Ann is 37 and attends her GP to talk about breast cancer risk. Ann’s sister who lives in Scotland has recently been diagnosed with breast cancer and is awaiting surgery. Ann is upset and is worried that she may be at risk. What do you do for Ann?
In the first instance you will need to deal with her emotions. You will need to obtain quite a lot of information from Ann in order to answer her questions and it is important this information is accurate.
If it is appropriate at this consultation you will need to take a full first and second-degree family history (including age at any diagnosis). If its not appropriate you may ask Ann to return, having spoken to her family members to gain the accurate information.
It would probably be appropriate to signpost the NICE patient information
Ann returns and has brought the information. She has 2 sisters (32 and 39) and a brother (42) her one sister is 39 at diagnosis her other two siblings are unaffected. Her mother was diagnosed with breast cancer at age 42 and died when she was 46, her father is still alive aged 73 with prostate cancer diagnosed aged 67. Her father has one sister who died, she had no children. Her mother was one of 4 sisters the surviving sisters are aged 65, 67 who are well with no significant PMH. A third maternal sister died aged 63 having been diagnosed with ovarian cancer at 61. Ann’s brother has two children, a boy aged 18 and a girl aged 14. Ann’s affected sister has two boys aged 11 and 12, her unaffected sister has a girl aged 8. Ann herself has three girls aged 11, 13 and 15. This generation of the family is unaffected. Can you draw the family tree and does Ann meet the criteria for referral to the Cancer Genetics Service for Wales?

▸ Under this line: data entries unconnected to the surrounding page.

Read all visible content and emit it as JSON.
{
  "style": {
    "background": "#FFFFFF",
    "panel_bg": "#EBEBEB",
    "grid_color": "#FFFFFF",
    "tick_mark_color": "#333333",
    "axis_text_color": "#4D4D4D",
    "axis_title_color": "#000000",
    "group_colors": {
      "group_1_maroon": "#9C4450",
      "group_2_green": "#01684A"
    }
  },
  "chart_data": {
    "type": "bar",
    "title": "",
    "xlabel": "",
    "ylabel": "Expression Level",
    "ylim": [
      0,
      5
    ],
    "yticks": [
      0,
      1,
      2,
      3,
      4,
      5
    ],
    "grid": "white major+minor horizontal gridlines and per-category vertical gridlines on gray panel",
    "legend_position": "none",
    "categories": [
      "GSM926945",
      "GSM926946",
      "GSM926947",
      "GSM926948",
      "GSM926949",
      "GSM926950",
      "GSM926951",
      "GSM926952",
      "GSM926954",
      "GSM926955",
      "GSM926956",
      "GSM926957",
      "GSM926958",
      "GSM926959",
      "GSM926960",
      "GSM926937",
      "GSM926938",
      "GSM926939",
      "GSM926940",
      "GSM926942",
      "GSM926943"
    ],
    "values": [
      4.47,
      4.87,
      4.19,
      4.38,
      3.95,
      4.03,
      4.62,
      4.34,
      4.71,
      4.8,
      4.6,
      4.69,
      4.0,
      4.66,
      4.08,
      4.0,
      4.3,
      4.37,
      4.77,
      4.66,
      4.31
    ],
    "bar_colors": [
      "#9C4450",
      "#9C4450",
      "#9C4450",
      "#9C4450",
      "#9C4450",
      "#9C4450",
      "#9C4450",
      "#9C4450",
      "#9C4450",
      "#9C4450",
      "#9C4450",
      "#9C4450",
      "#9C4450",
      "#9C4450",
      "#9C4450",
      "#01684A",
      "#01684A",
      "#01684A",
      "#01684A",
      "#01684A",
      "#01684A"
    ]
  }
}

Ann is eligible for referral.
Ann attends the Cancer Genetics service and is given the following information regarding risk:- She has a 15% risk of being a carrier and she falls into the moderate risk category. She returns to her GP and wishes to take Tamoxifen to reduce her risk of developing breast cancer. She is concerned at the potential side effects. As her GP what would you discuss?

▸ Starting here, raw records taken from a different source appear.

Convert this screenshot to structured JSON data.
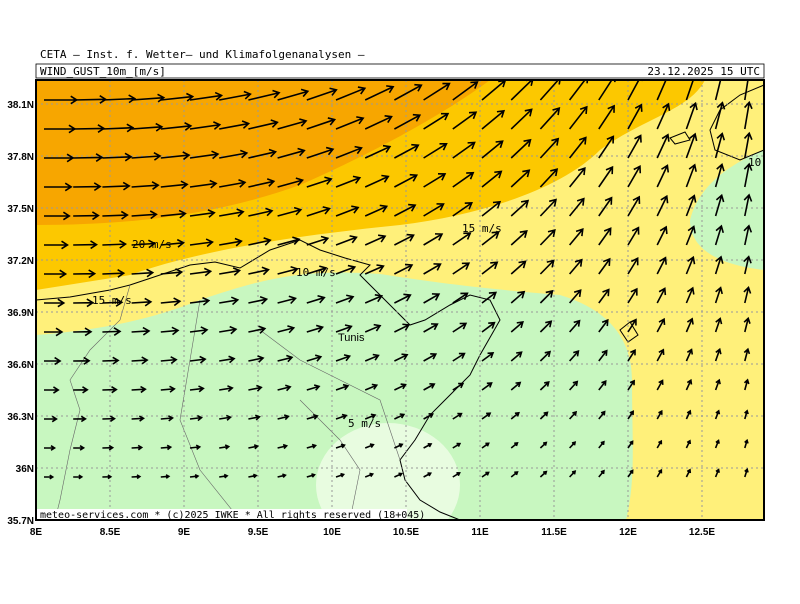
{
  "header": {
    "institute": "CETA – Inst. f. Wetter– und Klimafolgenanalysen –",
    "variable": "WIND_GUST_10m_[m/s]",
    "datetime": "23.12.2025 15 UTC"
  },
  "axes": {
    "lon_ticks": [
      "8E",
      "8.5E",
      "9E",
      "9.5E",
      "10E",
      "10.5E",
      "11E",
      "11.5E",
      "12E",
      "12.5E"
    ],
    "lat_ticks": [
      "35.7N",
      "36N",
      "36.3N",
      "36.6N",
      "36.9N",
      "37.2N",
      "37.5N",
      "37.8N",
      "38.1N"
    ]
  },
  "contour_labels": [
    "20 m/s",
    "15 m/s",
    "10 m/s",
    "15 m/s",
    "5 m/s",
    "10"
  ],
  "place": "Tunis",
  "footer": "meteo-services.com * (c)2025 IWKE * All rights reserved (18+045)"
}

Ann will already have received counselling at the Cancer Genetics service. She will have a letter, which has been copied to you outlining the discussions. This letter would be a good stating point for the consultation, as the treatment options should be detailed there.

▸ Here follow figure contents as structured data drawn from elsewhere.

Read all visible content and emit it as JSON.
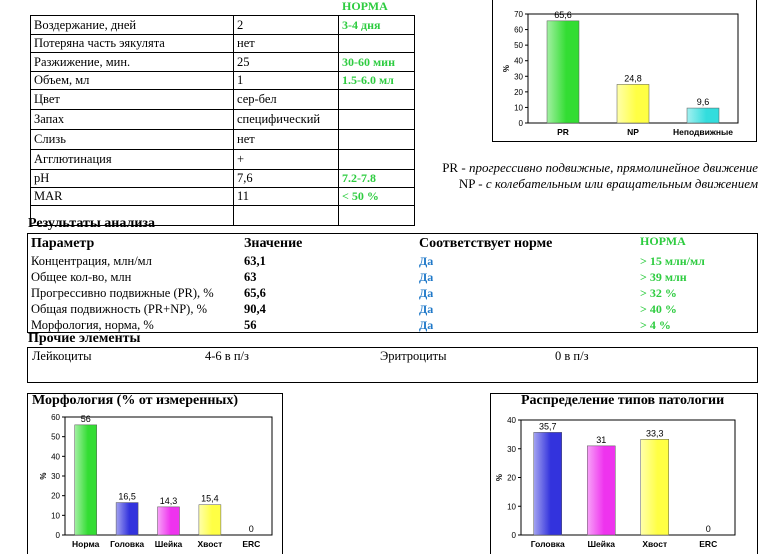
{
  "params_table": {
    "norm_header": "НОРМА",
    "rows": [
      {
        "label": "Воздержание, дней",
        "value": "2",
        "norm": "3-4 дня"
      },
      {
        "label": "Потеряна часть эякулята",
        "value": "нет",
        "norm": ""
      },
      {
        "label": "Разжижение, мин.",
        "value": "25",
        "norm": "30-60 мин"
      },
      {
        "label": "Объем, мл",
        "value": "1",
        "norm": "1.5-6.0 мл"
      },
      {
        "label": "Цвет",
        "value": "сер-бел",
        "norm": ""
      },
      {
        "label": "Запах",
        "value": "специфический",
        "norm": ""
      },
      {
        "label": "Слизь",
        "value": "нет",
        "norm": ""
      },
      {
        "label": "Агглютинация",
        "value": "+",
        "norm": ""
      },
      {
        "label": "pH",
        "value": "7,6",
        "norm": "7.2-7.8"
      },
      {
        "label": "MAR",
        "value": "11",
        "norm": "< 50 %"
      },
      {
        "label": "",
        "value": "",
        "norm": ""
      }
    ]
  },
  "motility_legend": {
    "pr_code": "PR",
    "pr_text": "прогрессивно подвижные, прямолинейное движение",
    "np_code": "NP",
    "np_text": "с колебательным или вращательным движением"
  },
  "results": {
    "title": "Результаты анализа",
    "headers": {
      "param": "Параметр",
      "value": "Значение",
      "match": "Соответствует норме",
      "norm": "НОРМА"
    },
    "rows": [
      {
        "param": "Концентрация, млн/мл",
        "value": "63,1",
        "match": "Да",
        "norm": "> 15 млн/мл"
      },
      {
        "param": "Общее кол-во, млн",
        "value": "63",
        "match": "Да",
        "norm": "> 39 млн"
      },
      {
        "param": "Прогрессивно подвижные (PR), %",
        "value": "65,6",
        "match": "Да",
        "norm": "> 32 %"
      },
      {
        "param": "Общая подвижность (PR+NP), %",
        "value": "90,4",
        "match": "Да",
        "norm": "> 40 %"
      },
      {
        "param": "Морфология, норма, %",
        "value": "56",
        "match": "Да",
        "norm": "> 4 %"
      }
    ]
  },
  "other": {
    "title": "Прочие элементы",
    "leuko_label": "Лейкоциты",
    "leuko_value": "4-6 в п/з",
    "erythro_label": "Эритроциты",
    "erythro_value": "0 в п/з"
  },
  "morph_title": "Морфология (% от измеренных)",
  "patho_title": "Распределение типов патологии",
  "chart_data": [
    {
      "type": "bar",
      "categories": [
        "PR",
        "NP",
        "Неподвижные"
      ],
      "values": [
        65.6,
        24.8,
        9.6
      ],
      "value_labels": [
        "65,6",
        "24,8",
        "9,6"
      ],
      "ylabel": "%",
      "ylim": [
        0,
        70
      ],
      "yticks": [
        0,
        10,
        20,
        30,
        40,
        50,
        60,
        70
      ],
      "colors": [
        "#33dd33",
        "#ffff44",
        "#33dddd"
      ]
    },
    {
      "type": "bar",
      "categories": [
        "Норма",
        "Головка",
        "Шейка",
        "Хвост",
        "ERC"
      ],
      "values": [
        56,
        16.5,
        14.3,
        15.4,
        0
      ],
      "value_labels": [
        "56",
        "16,5",
        "14,3",
        "15,4",
        "0"
      ],
      "ylabel": "%",
      "ylim": [
        0,
        60
      ],
      "yticks": [
        0,
        10,
        20,
        30,
        40,
        50,
        60
      ],
      "colors": [
        "#33dd33",
        "#3333dd",
        "#ee33ee",
        "#ffff44",
        "#888888"
      ]
    },
    {
      "type": "bar",
      "categories": [
        "Головка",
        "Шейка",
        "Хвост",
        "ERC"
      ],
      "values": [
        35.7,
        31,
        33.3,
        0
      ],
      "value_labels": [
        "35,7",
        "31",
        "33,3",
        "0"
      ],
      "ylabel": "%",
      "ylim": [
        0,
        40
      ],
      "yticks": [
        0,
        10,
        20,
        30,
        40
      ],
      "colors": [
        "#3333dd",
        "#ee33ee",
        "#ffff44",
        "#888888"
      ]
    }
  ]
}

According to NICE guidance she is eligible for genetic testing, however in Wales this is not currently funded. Genetic testing of her affected sister would be more helpful for the whole family.
If Ann decides to take Tamoxifen you should discuss the fact that it is NICE endorsed but off licence. You may talk about the situation in the US where SERMs have been in regular use for this purpose. You should detail the risks, which would be an increased risk of endometrial cancer, DVT, PE and CVA. Cataract development risk is slightly increased also. Side effect profile should be discussed including menopausal symptoms. You may need to discuss contraception and smoking (as appropriate).
If the decision is made to prescribe signs and symptoms associated with the risks should be detailed. The treatment course is 5 years and this should be discussed with Ann and recorded to enable the prescription to be terminated at the appropriate time.
Are there any implications in your practice?
This will obviously depend on practice policy for prescribing off licence. This is covered by Good practice in prescribing and managing medicines and devices (2013) GMC.
It may be worthwhile bringing the information contained in this web resource to a practice meeting to raise awareness and discuss the implications.